Friday, April 11, 2008
The New York Times
April 12, 2008
Ex-Party Boss in China Gets 18 Years
By DAVID BARBOZA
BEIJING - The former Communist Party boss of Shanghai, Chen Liangyu, was sentenced on Friday to 18 years in prison for taking bribes and abusing power.
Mr. Chen, who before his arrest in late 2006 was also a member of China's ruling Politburo, is the highest ranking government official to be stripped of power here in over a decade.
His sentence was handed down Friday at the No. 2 Intermediate People's Court in the northern city of Tianjin, where he had recently been on trial.
Prosecutors accused Mr. Chen, 62, of helping siphon hundreds of millions of dollars out of the city's pension fund, and also of enriching himself, friends and relatives through shady financial and real estate deals beginning as early as 1988.
Government auditors said they discovered that about $4.8 billion had been illegally taken out of the city's social security fund while Mr. Chen was serving in various government posts in Shanghai.
The pension fund scandal rocked Shanghai in late 2006 and early 2007, leading to the arrests of a group of powerful politicians and businessmen, including Zhang Rongkun, once one of the country's wealthiest men.
Mr. Zhang, 39, was sentenced earlier this month to 19 years in prison for stock manipulation, financial fraud and his role in the city pension fund scandal.
Prosecutors said Mr. Chen had helped Mr. Zhang acquire land and other holdings by illegally lending him money from the city's pension fund.
During a closed-door trial, Mr. Chen admitted that he was "partially responsible" for some of the pension fund fraud but pleaded not guilty, according to the state-run news media.
The sentencing comes at a time when China is struggling to cope with a growing number of corruption scandals among its officials. When a government Web site went public last December, welcoming tips on corruption, it was bombarded with so many hits that it crashed.
In recent years, Beijing has been vowing to get tough on corruption, which some leaders believe could be a threat to the ruling Communist Party.

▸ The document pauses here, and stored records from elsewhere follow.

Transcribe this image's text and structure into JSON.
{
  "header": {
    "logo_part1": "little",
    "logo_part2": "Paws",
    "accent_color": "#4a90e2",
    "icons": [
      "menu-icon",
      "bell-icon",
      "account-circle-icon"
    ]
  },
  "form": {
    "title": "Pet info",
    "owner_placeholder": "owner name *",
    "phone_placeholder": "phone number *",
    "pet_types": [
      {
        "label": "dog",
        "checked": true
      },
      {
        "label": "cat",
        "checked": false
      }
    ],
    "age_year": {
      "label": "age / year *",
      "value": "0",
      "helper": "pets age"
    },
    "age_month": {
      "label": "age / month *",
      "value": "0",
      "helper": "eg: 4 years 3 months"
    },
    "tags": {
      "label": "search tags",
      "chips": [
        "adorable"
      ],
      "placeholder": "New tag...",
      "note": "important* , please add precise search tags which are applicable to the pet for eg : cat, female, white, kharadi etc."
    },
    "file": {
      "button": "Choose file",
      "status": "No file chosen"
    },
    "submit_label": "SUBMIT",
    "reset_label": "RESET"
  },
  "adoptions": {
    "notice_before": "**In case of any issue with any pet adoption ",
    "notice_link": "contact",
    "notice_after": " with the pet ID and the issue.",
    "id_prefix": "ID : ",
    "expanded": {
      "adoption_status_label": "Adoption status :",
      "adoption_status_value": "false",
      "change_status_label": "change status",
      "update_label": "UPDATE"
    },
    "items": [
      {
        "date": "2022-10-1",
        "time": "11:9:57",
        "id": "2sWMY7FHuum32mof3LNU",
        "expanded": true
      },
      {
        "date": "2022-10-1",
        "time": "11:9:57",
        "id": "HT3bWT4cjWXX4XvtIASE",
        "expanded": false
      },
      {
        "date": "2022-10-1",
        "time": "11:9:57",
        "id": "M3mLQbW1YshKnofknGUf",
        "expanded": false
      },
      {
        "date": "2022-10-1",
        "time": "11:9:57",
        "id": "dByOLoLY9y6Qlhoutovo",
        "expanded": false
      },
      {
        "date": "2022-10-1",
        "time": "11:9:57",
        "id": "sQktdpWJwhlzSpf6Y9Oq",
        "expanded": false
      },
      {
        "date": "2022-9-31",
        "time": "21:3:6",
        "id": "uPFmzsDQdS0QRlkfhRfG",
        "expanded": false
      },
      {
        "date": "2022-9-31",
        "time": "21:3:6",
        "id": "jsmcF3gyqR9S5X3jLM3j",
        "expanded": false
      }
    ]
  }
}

Still, the Chen Liangyu case is unusual because few members of the country's ruling Politburo face legal troubles, even when there is some evidence of corruption, unless there are sharp political conflicts or a ferocious power struggle with more powerful leaders.
Before his fall, Mr. Chen was considered part of a group of powerful Shanghai politicians who were close to China's former paramount leader, Jiang Zemin, who led Shanghai and later became president, stepping down in 2003.
The members of the Shanghai group were frequently at odds with the policies of their immediate successors as the country's new leaders, President Hu Jintao and Prime Minister Wen Jiabao, according to people close to the leadership.
Rumors of Mr. Chen's downfall had circulated in China as early as 2005. He was detained in September 2006, after Beijing sent a team of inspectors to Shanghai to investigate fraud there.
Last October, Mr. Chen was stripped of his Communist Party post. At the time of his arrest, he was one of the country's most powerful politicians, and had served in various city posts, including vice mayor, mayor and Shanghai party secretary, the highest position.
The government said he was guilty of accepting about $300,000 in bribes, according to the state-run news media.
On Friday, in announcing his prison sentence, the government said it had confiscated about $45,000 worth of his personal belongings.